For the first few weeks after the 9/11 attacks, most Americans felt a heightened sense of gratitude. As a New Yorker, I found myself suddenly grateful for things ordinary -- water, a roof over my head, and electricity -- and extraordinary, such as the flood of calls and e-mails from friends and family making sure I was okay.
But, I keep wondering, can I possibly make this feeling last? Can the country as a whole? To do so will require us to think radically anew about gratitude, making it a notion far more central to our lives. We'll need a "gratitude revolution."

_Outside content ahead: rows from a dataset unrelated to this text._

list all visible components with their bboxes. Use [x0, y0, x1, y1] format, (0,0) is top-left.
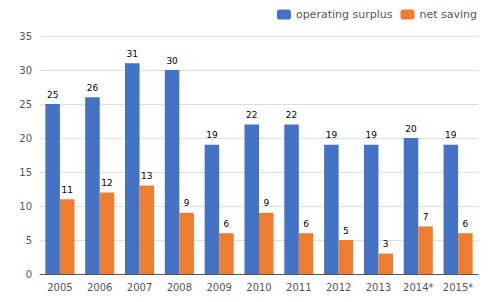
- svg-text:12: 12: [101, 178, 112, 188]
- svg-text:19: 19: [326, 130, 338, 140]
- svg-text:11: 11: [61, 185, 72, 195]
- svg-text:9: 9: [184, 198, 190, 208]
- svg-text:2011: 2011: [286, 282, 311, 293]
- svg-text:7: 7: [423, 212, 429, 222]
- svg-text:2006: 2006: [87, 282, 112, 293]
- svg-text:operating surplus: operating surplus: [296, 8, 393, 21]
- svg-text:2013: 2013: [366, 282, 391, 293]
- svg-text:2007: 2007: [127, 282, 152, 293]
- svg-text:35: 35: [19, 31, 32, 42]
- svg-text:2010: 2010: [246, 282, 271, 293]
- svg-text:2014*: 2014*: [403, 282, 433, 293]
- svg-text:3: 3: [383, 239, 389, 249]
- svg-text:2008: 2008: [167, 282, 192, 293]
- svg-text:20: 20: [405, 124, 417, 134]
- svg-text:19: 19: [365, 130, 377, 140]
- svg-text:0: 0: [26, 269, 32, 280]
- svg-text:5: 5: [343, 226, 349, 236]
- svg-text:19: 19: [206, 130, 218, 140]
- svg-text:9: 9: [263, 198, 269, 208]
- svg-text:2015*: 2015*: [443, 282, 473, 293]
- svg-text:6: 6: [303, 219, 309, 229]
- svg-text:22: 22: [286, 110, 297, 120]
- svg-text:26: 26: [87, 83, 99, 93]
- svg-text:6: 6: [462, 219, 468, 229]
- svg-text:net saving: net saving: [419, 8, 477, 21]
- svg-text:5: 5: [26, 235, 32, 246]
- svg-text:2005: 2005: [47, 282, 72, 293]
- svg-text:19: 19: [445, 130, 457, 140]
- svg-text:31: 31: [127, 49, 138, 59]
- svg-text:25: 25: [47, 90, 58, 100]
- svg-text:25: 25: [19, 99, 32, 110]
- svg-text:6: 6: [224, 219, 230, 229]
- svg-text:2009: 2009: [206, 282, 231, 293]
- svg-text:15: 15: [19, 167, 32, 178]
- svg-text:30: 30: [166, 56, 178, 66]
- svg-text:2012: 2012: [326, 282, 351, 293]
- svg-text:22: 22: [246, 110, 257, 120]
- svg-text:10: 10: [19, 201, 32, 212]
- svg-text:20: 20: [19, 133, 32, 144]
- svg-text:30: 30: [19, 65, 32, 76]
- svg-text:13: 13: [141, 171, 152, 181]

As a nation, we've designated one day each year to give thanks for our blessings. But the world's faiths and spiritual traditions have long emphasized the value of creating small, regular, frequent rituals to make us continually conscious of what we have. Here are eight ways -- some plucked from the world's religions, others from spiritually-creative people of today -- to help keep us on a heightened state of gratefulness alert.

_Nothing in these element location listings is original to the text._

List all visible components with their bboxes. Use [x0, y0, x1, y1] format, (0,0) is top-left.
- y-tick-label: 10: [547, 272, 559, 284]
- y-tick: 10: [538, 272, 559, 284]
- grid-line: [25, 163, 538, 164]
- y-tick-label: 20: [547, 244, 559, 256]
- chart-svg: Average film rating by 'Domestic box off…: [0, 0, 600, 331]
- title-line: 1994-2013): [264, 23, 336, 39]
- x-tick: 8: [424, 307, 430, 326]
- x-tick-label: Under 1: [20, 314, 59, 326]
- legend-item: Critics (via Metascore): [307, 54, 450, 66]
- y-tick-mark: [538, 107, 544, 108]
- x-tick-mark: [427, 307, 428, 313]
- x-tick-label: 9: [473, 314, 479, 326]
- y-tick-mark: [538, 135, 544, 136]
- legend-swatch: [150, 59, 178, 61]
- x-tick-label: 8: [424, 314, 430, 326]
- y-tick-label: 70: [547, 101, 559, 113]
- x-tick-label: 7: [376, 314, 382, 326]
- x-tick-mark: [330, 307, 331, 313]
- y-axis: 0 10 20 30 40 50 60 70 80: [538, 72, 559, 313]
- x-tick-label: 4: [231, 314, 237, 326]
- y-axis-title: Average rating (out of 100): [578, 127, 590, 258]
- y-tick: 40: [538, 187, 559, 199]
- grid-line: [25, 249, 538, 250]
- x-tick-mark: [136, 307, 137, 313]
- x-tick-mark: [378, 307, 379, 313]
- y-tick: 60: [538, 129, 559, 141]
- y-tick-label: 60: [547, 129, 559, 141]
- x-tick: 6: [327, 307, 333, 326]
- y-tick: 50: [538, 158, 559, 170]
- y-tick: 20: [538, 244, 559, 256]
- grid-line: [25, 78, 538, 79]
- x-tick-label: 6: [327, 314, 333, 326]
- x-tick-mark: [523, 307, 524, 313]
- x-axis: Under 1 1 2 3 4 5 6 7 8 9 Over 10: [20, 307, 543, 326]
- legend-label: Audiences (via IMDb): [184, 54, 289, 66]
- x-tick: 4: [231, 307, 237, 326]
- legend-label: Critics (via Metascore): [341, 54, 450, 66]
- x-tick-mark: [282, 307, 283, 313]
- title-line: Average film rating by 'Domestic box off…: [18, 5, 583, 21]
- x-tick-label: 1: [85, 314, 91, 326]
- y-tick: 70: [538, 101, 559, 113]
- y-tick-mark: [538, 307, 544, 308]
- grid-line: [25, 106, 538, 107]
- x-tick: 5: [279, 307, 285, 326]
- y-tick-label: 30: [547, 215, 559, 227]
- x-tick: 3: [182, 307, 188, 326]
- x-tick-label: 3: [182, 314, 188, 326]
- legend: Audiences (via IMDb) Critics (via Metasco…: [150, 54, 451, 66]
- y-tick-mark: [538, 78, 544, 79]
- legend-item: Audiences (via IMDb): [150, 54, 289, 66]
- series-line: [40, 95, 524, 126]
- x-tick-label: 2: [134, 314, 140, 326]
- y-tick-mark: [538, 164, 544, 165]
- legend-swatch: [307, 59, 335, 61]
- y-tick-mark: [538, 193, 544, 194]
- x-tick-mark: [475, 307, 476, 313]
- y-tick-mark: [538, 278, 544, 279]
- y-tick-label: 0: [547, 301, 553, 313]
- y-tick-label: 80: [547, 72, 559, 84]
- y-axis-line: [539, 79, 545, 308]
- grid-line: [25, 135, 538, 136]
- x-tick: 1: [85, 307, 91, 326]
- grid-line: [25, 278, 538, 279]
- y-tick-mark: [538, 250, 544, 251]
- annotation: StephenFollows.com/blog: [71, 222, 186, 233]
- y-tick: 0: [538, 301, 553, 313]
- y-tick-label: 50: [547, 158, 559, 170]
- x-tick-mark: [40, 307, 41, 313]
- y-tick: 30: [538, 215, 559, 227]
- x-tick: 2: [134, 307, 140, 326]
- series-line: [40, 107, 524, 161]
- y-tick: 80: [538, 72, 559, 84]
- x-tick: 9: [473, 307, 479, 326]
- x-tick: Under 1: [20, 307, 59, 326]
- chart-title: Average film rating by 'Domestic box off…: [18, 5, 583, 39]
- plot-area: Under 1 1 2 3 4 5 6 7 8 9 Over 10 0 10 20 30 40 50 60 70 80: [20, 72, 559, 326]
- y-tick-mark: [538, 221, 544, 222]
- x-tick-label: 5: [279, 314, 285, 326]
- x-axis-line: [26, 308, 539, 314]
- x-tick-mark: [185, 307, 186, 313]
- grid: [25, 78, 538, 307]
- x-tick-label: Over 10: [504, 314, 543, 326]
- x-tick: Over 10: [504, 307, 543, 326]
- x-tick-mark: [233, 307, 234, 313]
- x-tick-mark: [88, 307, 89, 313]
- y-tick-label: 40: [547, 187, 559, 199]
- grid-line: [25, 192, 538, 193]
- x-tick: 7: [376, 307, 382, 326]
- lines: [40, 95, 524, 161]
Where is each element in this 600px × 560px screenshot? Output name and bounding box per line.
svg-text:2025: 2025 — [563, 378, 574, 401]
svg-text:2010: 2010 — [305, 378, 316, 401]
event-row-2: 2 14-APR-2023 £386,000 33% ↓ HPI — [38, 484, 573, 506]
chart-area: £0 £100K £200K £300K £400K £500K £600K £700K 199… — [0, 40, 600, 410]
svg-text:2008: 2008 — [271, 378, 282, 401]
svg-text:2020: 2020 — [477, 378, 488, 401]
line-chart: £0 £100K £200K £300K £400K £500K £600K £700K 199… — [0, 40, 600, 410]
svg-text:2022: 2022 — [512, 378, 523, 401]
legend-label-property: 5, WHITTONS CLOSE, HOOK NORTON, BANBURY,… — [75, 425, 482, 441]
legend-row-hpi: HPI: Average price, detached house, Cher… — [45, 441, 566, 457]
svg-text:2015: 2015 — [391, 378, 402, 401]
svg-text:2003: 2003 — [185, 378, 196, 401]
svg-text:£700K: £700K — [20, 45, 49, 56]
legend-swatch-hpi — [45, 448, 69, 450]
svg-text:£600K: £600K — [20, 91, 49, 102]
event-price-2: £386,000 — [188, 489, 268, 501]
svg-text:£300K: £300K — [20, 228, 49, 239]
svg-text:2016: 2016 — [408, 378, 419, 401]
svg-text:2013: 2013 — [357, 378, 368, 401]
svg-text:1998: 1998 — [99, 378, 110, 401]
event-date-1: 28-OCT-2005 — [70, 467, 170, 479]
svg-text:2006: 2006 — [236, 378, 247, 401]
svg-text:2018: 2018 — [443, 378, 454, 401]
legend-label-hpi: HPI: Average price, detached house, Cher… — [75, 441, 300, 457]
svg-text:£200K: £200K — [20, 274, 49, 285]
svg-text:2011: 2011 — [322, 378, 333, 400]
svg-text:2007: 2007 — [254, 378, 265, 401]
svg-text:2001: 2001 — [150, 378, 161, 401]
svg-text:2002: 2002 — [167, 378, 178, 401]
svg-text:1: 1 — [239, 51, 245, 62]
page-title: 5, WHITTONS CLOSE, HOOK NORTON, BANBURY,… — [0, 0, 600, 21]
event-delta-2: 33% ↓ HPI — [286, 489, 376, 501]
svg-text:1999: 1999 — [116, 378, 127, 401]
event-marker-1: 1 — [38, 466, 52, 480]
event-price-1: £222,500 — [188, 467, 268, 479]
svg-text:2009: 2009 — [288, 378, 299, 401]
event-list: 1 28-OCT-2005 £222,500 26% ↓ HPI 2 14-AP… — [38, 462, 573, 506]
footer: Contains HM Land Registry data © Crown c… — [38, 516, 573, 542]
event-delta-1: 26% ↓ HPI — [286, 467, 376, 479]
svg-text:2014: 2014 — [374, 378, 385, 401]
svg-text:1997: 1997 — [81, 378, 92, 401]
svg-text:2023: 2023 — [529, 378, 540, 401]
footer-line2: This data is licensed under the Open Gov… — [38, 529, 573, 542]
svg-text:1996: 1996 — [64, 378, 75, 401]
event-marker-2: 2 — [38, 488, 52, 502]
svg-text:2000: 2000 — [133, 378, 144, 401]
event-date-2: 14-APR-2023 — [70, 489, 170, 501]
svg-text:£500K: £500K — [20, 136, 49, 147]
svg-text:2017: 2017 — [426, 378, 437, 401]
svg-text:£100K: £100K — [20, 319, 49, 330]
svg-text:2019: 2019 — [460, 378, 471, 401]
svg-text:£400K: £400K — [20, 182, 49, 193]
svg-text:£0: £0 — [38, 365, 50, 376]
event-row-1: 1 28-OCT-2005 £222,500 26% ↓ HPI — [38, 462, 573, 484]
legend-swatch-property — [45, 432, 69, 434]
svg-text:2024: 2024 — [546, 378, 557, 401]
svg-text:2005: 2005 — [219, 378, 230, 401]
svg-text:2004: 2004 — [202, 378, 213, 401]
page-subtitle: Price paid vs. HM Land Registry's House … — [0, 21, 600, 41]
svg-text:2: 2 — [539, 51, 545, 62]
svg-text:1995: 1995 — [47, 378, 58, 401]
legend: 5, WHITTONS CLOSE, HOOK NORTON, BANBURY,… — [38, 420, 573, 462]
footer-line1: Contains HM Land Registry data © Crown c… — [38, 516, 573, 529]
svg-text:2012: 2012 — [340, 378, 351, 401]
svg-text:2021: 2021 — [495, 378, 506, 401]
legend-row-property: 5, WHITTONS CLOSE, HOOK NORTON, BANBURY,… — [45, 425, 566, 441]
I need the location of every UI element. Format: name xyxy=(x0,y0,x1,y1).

"When we first wake up, our minds are very subtle and delicate," says Tibetan Buddhist teacher Thubten Chodron. "If we set a strong positive motivation at this time, there is a greater chance of it staying with us and influencing us throughout the day."

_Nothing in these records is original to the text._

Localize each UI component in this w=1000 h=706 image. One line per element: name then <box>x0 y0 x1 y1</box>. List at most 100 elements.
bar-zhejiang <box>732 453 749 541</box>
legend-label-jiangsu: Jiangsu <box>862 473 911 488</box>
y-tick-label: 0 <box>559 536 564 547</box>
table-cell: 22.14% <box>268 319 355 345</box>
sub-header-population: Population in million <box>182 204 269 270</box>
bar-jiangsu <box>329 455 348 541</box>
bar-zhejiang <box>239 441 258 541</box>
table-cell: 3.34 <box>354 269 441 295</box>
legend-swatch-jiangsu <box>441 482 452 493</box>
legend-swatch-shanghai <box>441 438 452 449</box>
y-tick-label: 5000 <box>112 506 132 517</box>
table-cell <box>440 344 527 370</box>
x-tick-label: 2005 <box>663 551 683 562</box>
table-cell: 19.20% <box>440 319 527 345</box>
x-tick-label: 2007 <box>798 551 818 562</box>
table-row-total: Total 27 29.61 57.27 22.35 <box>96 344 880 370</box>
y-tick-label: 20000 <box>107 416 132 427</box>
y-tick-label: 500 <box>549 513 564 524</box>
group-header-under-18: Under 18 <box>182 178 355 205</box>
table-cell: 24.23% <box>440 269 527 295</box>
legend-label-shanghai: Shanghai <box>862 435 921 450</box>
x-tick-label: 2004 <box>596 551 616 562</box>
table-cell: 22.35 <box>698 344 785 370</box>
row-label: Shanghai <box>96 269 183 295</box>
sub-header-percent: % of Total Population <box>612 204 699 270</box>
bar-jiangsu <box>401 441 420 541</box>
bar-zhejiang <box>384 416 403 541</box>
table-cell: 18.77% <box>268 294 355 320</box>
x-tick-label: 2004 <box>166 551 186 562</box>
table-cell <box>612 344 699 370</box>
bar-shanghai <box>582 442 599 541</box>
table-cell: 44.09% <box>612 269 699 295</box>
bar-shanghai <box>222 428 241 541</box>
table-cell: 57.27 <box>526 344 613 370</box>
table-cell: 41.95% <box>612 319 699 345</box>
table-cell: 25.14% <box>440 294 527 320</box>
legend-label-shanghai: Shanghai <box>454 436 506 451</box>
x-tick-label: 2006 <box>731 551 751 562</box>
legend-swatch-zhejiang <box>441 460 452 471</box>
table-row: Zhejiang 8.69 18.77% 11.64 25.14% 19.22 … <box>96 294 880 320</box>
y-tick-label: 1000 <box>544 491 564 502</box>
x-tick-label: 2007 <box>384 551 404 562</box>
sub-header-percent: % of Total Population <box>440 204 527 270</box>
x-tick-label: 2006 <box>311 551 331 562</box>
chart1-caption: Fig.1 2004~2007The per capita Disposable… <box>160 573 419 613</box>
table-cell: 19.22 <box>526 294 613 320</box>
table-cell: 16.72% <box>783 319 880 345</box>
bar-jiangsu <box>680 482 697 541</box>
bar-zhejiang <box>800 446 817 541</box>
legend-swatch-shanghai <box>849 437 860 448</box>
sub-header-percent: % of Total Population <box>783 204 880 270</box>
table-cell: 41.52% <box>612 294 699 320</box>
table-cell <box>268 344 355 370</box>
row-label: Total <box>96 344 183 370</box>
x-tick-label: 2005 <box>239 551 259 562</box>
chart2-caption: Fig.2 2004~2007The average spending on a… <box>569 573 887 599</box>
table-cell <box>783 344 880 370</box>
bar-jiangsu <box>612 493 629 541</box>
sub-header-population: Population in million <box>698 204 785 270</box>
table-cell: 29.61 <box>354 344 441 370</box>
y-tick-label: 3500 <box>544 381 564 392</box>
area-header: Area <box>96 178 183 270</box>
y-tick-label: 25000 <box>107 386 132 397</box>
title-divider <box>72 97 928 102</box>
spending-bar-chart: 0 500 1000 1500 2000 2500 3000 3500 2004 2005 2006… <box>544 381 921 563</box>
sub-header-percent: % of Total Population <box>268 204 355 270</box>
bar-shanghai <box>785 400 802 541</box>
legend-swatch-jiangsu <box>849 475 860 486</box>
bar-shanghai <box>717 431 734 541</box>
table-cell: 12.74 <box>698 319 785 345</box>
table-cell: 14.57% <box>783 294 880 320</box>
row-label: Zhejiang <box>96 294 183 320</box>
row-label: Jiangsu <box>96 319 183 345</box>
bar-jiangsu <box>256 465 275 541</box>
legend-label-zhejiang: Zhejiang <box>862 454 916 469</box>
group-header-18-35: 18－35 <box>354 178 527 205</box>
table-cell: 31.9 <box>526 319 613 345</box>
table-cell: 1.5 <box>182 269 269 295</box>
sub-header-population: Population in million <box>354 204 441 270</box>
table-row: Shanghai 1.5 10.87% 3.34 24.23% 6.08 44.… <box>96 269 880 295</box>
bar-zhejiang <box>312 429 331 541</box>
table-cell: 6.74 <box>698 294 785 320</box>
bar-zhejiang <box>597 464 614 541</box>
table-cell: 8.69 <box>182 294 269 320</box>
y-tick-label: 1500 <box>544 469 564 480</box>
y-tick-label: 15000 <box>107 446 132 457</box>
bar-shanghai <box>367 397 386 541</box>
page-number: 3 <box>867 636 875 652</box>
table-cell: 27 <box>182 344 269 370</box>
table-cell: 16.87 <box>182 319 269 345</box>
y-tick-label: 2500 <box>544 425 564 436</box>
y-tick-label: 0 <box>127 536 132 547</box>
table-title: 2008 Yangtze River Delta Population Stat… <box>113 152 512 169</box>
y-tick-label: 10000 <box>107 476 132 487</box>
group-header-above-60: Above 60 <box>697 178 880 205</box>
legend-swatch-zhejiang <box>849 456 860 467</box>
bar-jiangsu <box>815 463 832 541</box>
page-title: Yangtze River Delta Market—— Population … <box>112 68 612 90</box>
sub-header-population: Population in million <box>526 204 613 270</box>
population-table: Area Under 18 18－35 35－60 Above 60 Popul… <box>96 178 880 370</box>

There's a Jewish prayer, the shechechiyanu
, whose exuberant spirit of praise and gratitude makes it a beautiful way of beginning the day:
Blessed art Thou, Lord our God,
Ruler of the Universe,
For keeping us alive and preserving us and
Permitting us to behold this day.
A Shinto morning prayer states:
"I pray that this day, the whole day, as a child of God, I may not be taken hold of by my own desire, but show forth the divine glory by living a life of creativeness, which shows forth the true individual."